Caminaba yo por la recién remodelada Calle Arce, en la cercanías de la Universidad Tecnológica, cuando fui interceptado por un extranjero, quién inició la charla – a modo de rompehielo – entregándome una tarjeta de su negocio.
El extranjero es un neoyorkino, quién por culpa del amor, ahora vive y trabaja en un cibercafé en San Salvador.
Al inicio noté la taquilalia de mi interlocutor y en un instante traté de acostumbrar mi oído a su manera de expresarse. Estaba feliz por poder entablar una plática con alguien más aparte de su esposa, a quién pude conocer también.

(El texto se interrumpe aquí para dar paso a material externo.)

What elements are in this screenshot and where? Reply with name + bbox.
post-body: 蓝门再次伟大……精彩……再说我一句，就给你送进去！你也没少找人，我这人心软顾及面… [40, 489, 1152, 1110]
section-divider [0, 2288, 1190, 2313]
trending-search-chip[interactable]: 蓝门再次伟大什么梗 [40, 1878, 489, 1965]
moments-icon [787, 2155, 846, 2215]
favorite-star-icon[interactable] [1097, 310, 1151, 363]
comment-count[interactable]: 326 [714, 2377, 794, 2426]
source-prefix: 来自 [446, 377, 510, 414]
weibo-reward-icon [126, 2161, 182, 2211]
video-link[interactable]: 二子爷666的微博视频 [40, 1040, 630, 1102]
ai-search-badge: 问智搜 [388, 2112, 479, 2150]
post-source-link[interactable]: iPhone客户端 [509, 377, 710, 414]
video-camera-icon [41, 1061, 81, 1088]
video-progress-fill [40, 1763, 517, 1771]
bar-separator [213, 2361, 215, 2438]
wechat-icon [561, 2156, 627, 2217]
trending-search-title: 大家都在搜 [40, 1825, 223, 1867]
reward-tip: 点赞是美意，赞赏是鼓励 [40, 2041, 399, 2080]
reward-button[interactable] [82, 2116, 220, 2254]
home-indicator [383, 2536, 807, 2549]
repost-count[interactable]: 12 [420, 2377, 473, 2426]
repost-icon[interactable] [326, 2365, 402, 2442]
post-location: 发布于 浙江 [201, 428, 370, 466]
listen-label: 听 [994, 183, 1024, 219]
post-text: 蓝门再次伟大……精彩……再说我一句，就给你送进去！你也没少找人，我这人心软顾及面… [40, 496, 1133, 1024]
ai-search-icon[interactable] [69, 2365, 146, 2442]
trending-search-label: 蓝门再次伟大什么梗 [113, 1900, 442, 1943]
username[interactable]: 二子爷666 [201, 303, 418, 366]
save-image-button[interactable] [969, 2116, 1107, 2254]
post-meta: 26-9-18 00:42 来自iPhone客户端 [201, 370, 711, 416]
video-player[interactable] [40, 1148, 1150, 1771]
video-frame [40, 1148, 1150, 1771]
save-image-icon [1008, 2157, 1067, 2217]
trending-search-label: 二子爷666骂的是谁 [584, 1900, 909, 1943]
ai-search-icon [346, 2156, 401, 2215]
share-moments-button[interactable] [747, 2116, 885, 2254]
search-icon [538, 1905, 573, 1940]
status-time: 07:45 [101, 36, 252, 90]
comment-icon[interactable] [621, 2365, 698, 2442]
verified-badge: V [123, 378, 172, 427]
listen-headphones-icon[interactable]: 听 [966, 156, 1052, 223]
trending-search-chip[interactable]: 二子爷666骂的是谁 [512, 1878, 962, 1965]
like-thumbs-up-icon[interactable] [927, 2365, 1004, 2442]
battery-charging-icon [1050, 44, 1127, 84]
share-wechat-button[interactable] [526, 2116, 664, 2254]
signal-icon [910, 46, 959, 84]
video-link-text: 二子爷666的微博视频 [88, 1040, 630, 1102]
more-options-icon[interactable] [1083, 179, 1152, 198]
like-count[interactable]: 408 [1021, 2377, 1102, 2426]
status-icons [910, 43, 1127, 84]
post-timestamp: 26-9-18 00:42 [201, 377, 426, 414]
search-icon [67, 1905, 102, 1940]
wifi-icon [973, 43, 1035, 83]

A forma casi de queja, me comentó que muchas personas que pasan frente a su establecimiento toman la tarjeta y solamente lo observan y murmuran, cosa que le hace sentir muy extraño.
Hablamos sobre muchas cosas, entre ellas, la infaltable pregunta sobre su percepción de los salvadoreños. Inmediatamente me contó que no le agradó esperar más de 30 min por un café en un restaurante cercano, sí el mismo de la promoción glotona de este mes.
También me narró un viaje a Guazapa, a una zona exguerrillera. Y de cómo sufrió encasillamiento por ser “gringo”. Reconoce que no todos los salvadoreños somos así.
Me contó que solía ser un repartirdor de encomiendas, que utilizaba su bicicleta modificada para ello y que por tal oficio aprendió muchos idiomas, al menos en su más elemental forma. En este punto me interesé y pudimos hablar un poco en Alemán sin ningún problema. Hablamos de música y de su afición casi obsesiva con Pink Floyd.
Al final de la charla , continuó su mercadotecnia y me alentaba a visitar su local y a pasar la voz.
Nos estrechamos las manos y me alejé del lugar. El gringo siguió entregando sus tarjetas.